O governador do Paraná que pode entrar na mira do Superior Tribunal de Justiça pela segunda vez disse ainda não tem “nenhuma preocupação” sobre a articulação política para que o chamado Caixa 2 seja anistiado. “Não tenho nenhuma preocupação. Sempre fui muito cuidadoso. As pessoas do meu comitê financeiro são escolhidas por mim, pessoas da minha confiança, qualificadas e conhecedoras da Lei e daquilo que pode ser realizado na nossa campanha.”

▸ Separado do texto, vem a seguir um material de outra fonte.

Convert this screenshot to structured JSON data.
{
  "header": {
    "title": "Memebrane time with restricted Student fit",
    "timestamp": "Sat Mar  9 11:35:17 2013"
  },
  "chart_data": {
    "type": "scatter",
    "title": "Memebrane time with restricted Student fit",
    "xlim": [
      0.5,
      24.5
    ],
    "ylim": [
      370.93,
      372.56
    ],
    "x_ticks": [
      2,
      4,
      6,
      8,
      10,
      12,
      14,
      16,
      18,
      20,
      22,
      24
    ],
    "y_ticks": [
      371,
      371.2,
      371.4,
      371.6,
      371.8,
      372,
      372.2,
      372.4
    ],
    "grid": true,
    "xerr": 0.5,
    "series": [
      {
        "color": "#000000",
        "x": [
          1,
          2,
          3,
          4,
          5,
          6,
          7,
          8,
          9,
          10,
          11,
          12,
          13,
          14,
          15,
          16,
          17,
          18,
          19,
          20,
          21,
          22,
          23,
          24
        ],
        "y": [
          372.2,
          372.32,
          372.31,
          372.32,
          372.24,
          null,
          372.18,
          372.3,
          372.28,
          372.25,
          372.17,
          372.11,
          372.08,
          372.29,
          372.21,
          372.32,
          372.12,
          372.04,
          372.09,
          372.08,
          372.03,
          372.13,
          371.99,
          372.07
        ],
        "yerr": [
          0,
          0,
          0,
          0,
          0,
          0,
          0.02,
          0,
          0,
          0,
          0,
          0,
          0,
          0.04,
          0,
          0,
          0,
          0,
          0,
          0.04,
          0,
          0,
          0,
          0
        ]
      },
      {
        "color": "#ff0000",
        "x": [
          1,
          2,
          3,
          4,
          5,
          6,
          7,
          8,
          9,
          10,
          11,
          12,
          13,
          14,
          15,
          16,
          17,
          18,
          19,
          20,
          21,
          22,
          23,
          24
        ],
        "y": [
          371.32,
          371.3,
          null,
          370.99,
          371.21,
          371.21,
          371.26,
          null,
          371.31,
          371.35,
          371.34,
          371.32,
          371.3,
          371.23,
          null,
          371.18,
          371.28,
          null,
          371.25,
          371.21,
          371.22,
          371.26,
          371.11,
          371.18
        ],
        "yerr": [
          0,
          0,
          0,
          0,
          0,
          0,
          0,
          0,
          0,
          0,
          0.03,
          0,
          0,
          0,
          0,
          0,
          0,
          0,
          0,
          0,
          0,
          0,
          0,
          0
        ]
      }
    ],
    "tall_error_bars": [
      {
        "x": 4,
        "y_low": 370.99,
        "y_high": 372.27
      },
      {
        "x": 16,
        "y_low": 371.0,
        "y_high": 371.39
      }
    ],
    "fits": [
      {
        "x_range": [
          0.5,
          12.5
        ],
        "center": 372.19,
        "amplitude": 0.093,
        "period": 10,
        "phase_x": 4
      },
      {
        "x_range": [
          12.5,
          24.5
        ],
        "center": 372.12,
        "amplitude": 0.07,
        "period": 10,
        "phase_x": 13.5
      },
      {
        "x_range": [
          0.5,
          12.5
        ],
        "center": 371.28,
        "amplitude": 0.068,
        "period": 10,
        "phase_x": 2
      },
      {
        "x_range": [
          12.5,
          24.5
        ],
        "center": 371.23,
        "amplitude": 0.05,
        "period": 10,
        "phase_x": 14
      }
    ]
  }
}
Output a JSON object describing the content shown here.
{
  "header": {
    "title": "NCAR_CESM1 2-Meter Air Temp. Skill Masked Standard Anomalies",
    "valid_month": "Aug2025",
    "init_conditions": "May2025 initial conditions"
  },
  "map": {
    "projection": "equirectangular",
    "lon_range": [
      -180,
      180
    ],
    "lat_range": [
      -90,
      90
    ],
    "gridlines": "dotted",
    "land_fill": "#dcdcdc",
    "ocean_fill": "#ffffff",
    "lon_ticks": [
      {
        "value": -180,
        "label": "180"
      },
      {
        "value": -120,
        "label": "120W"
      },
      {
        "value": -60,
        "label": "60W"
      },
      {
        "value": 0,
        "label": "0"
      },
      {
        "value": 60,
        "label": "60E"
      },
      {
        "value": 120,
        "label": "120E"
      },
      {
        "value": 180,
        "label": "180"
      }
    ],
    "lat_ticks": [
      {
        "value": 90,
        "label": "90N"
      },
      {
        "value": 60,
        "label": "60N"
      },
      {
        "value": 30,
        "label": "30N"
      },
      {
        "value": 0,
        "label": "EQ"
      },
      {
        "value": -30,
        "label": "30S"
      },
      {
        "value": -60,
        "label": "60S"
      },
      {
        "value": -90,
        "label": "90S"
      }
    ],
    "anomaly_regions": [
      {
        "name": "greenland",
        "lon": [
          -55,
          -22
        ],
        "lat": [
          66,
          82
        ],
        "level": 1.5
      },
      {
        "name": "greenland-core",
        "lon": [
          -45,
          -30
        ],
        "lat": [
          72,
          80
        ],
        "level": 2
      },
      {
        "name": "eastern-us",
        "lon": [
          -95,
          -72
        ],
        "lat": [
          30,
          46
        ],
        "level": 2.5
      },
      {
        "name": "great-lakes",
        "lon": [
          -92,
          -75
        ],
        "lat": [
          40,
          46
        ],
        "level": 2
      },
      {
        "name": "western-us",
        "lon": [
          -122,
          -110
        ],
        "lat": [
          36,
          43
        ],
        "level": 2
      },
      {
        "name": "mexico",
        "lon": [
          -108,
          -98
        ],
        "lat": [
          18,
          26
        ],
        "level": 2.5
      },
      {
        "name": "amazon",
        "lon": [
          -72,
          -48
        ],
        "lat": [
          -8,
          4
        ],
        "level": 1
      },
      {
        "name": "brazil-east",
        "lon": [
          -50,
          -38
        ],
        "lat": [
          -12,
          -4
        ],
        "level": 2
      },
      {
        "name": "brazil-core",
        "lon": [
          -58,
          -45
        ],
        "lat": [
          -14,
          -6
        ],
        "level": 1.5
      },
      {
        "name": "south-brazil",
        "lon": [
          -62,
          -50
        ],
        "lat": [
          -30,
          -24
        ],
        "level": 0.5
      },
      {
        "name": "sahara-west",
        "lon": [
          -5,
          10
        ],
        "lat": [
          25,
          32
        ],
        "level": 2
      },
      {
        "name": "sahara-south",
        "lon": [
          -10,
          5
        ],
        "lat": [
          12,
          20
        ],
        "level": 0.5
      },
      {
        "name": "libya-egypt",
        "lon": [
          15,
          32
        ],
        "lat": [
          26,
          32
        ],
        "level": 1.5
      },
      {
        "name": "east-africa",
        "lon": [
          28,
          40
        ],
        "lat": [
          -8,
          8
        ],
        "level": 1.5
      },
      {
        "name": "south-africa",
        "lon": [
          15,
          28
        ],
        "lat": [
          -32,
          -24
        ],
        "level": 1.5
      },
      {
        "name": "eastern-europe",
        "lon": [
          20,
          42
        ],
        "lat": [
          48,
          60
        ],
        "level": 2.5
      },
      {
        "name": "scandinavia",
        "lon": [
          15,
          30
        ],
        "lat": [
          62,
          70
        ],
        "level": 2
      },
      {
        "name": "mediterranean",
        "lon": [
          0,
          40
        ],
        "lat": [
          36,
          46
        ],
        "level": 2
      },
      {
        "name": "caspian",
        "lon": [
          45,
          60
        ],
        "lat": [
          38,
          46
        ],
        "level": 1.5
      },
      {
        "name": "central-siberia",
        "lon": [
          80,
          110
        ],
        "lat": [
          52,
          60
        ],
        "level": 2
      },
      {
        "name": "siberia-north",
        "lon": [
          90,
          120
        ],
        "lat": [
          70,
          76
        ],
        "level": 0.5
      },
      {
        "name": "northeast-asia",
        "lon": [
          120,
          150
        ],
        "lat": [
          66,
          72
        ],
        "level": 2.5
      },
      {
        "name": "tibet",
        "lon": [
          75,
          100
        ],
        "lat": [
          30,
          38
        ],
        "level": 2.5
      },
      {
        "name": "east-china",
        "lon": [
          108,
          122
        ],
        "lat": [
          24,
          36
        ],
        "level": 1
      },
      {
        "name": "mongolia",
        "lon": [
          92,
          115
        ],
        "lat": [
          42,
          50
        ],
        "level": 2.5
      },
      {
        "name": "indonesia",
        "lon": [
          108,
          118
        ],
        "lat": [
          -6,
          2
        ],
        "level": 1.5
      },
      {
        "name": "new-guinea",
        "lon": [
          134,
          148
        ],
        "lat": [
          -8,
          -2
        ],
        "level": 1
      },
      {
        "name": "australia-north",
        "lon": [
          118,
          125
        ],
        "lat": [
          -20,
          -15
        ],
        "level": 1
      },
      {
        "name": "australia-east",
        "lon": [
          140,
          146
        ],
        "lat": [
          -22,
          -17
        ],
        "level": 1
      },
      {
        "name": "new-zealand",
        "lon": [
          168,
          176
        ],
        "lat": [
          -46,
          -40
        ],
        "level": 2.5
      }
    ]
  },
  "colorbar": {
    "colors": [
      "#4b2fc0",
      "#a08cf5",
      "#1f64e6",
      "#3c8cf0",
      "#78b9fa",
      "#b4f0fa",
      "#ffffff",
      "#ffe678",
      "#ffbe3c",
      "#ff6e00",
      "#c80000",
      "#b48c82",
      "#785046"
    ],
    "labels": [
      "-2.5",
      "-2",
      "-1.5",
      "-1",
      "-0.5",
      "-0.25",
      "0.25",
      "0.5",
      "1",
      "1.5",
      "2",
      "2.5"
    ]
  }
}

O governador do Paraná, Beto Richa (PSDB), e mais quatro governadores estão na “segunda lista de Janot” que foi entregue ao Supremo Tribunal Federal (STF) na terça-feira (14). Não se sabe em que circunstâncias o nome do tucano foi citado nos acordos de colaboração premiada firmados com 77 executivos e ex-executivos das empresas Odebrecht e Braskem, no âmbito da Operação Lava Jato. As informações foram divulgadas pelo Jornal Nacional, da TV Globo, na noite de quarta-feira (15).

Conforme mostrou a Gazeta do Povo, o governador paranaense aparece em uma planilha com valores de doações de campanha para políticos na eleição de 2010 apreendida pela Polícia Federal na deflagração da Operação Xepa. Empresas que teriam sido usadas como “laranja” pela Odebrecht doaram R$ 200 mil ao PSDB do Paraná naquele ano.

Os outros governadores incluídos nos 320 pedidos feitos pela Procuradoria-Geral da República (PGR) ao STF são os peemedebistas Renan Filho (Alagoas) e Luiz Fernando Pezão (Rio de Janeiro) e os petistas Fernando Pimentel (Minas Gerais) e Tião Viana (Acre).